Oracle's Earnings Overview
Oracle's latest earnings report reveals a shift in the AI trade narrative. The company reported a third-quarter revenue of $17.2 billion, marking a 22% year-on-year increase, with cloud revenue soaring by 44% to $8.9 billion. Notably, the cloud infrastructure segment, which supports AI model training and operation, surged by 84% to $4.9 billion.
Remaining performance obligations, a key indicator of future revenue, reached $553 billion, a staggering 325% increase from the previous year. Additionally, Oracle's multi-cloud database revenue rose by 531%, and the company raised its fiscal 2027 revenue guidance to $90 billion.
The AI Trade's New Dynamics
Oracle occupies a pivotal position in the AI ecosystem, providing essential infrastructure rather than just designing chips or building AI models. This quarter's results suggest that investor focus is shifting from chip manufacturers to companies that provide the necessary infrastructure to support AI operations.
Oracle's growth is driven by large AI contracts where customers are pre-funding semiconductor purchases, indicating a strong demand for capacity. This trend highlights a shift in customer behavior, where clients are not merely renting servers but actively participating in building the necessary infrastructure.
Challenges Ahead
Despite a strong quarter, Oracle's heavy spending raises concerns about cash flow and balance sheet health. The company maintained a capital expenditure guidance of $50 billion for fiscal 2026, leading to a trailing 12-month free cash flow of negative $24.7 billion. Investors are now tasked with ensuring that current capital expenditures translate into sustainable cash generation.
As the AI trade matures, the focus will shift from merely recognizing demand to executing on capacity delivery, customer acquisition, and margin protection. Oracle reported that 90% of its cloud capacity was delivered on or ahead of schedule, but future delays could lead to market impatience.
Investor Considerations
Investors should monitor the transition of AI leaders from chip-centric models to broader infrastructure roles. Key factors to consider include:
- Quality of contracts and capacity delivery.
- Cash conversion rates, not just revenue growth.
- Balance sheet strength as a critical component of the investment thesis.

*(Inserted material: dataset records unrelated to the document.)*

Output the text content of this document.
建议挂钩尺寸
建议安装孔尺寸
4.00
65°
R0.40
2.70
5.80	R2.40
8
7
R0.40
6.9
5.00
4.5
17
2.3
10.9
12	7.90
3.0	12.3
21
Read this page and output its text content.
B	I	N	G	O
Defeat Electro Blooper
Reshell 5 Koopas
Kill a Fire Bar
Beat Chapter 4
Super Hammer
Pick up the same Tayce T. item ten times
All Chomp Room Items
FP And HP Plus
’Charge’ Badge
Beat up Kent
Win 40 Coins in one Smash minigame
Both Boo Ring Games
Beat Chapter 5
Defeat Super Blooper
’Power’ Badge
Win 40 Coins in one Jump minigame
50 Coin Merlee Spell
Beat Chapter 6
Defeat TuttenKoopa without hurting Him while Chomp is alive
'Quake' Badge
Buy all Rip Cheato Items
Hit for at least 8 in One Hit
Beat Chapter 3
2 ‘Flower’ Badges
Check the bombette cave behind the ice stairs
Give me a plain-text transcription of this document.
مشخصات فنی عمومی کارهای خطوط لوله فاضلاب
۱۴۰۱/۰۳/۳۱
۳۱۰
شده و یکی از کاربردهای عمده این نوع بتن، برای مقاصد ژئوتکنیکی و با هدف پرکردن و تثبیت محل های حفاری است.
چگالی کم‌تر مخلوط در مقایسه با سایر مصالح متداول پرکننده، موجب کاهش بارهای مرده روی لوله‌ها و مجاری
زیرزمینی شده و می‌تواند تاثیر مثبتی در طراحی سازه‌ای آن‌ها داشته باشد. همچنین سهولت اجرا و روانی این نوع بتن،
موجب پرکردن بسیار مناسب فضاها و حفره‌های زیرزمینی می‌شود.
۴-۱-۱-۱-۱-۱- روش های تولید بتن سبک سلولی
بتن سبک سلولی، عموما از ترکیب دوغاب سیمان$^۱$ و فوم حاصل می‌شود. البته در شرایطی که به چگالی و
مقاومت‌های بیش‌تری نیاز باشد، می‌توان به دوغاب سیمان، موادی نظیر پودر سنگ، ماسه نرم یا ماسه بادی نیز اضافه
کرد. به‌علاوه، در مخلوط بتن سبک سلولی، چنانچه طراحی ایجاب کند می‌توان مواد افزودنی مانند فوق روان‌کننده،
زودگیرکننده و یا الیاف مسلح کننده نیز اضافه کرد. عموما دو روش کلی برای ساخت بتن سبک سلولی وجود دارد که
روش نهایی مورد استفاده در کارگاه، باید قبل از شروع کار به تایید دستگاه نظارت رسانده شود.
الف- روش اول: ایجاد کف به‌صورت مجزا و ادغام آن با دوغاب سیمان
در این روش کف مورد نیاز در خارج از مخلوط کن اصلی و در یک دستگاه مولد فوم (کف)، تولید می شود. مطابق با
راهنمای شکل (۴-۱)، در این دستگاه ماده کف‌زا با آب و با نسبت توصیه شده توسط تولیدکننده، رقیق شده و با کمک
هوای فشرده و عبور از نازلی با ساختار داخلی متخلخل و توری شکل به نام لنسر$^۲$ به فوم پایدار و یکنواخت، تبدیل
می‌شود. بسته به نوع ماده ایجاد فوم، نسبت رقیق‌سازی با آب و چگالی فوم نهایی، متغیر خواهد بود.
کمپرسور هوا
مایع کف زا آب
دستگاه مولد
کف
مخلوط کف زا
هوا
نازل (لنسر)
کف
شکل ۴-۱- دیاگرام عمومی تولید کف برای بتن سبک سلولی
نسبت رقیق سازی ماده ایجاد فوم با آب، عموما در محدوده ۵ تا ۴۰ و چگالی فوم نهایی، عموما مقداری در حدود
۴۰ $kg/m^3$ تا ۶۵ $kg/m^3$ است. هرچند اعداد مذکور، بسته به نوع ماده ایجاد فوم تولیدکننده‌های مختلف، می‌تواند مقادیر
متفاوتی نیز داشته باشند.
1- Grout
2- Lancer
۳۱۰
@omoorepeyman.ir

- Internal use of AI to enhance productivity, rather than solely external sales.
Conclusion
Oracle's recent performance signals a significant evolution in the AI trade. The focus is shifting from rapid chip production to the practicalities of building and managing the infrastructure that supports AI applications. For long-term investors, understanding this shift is crucial as the market increasingly values companies that can effectively manage and monetize their AI capabilities.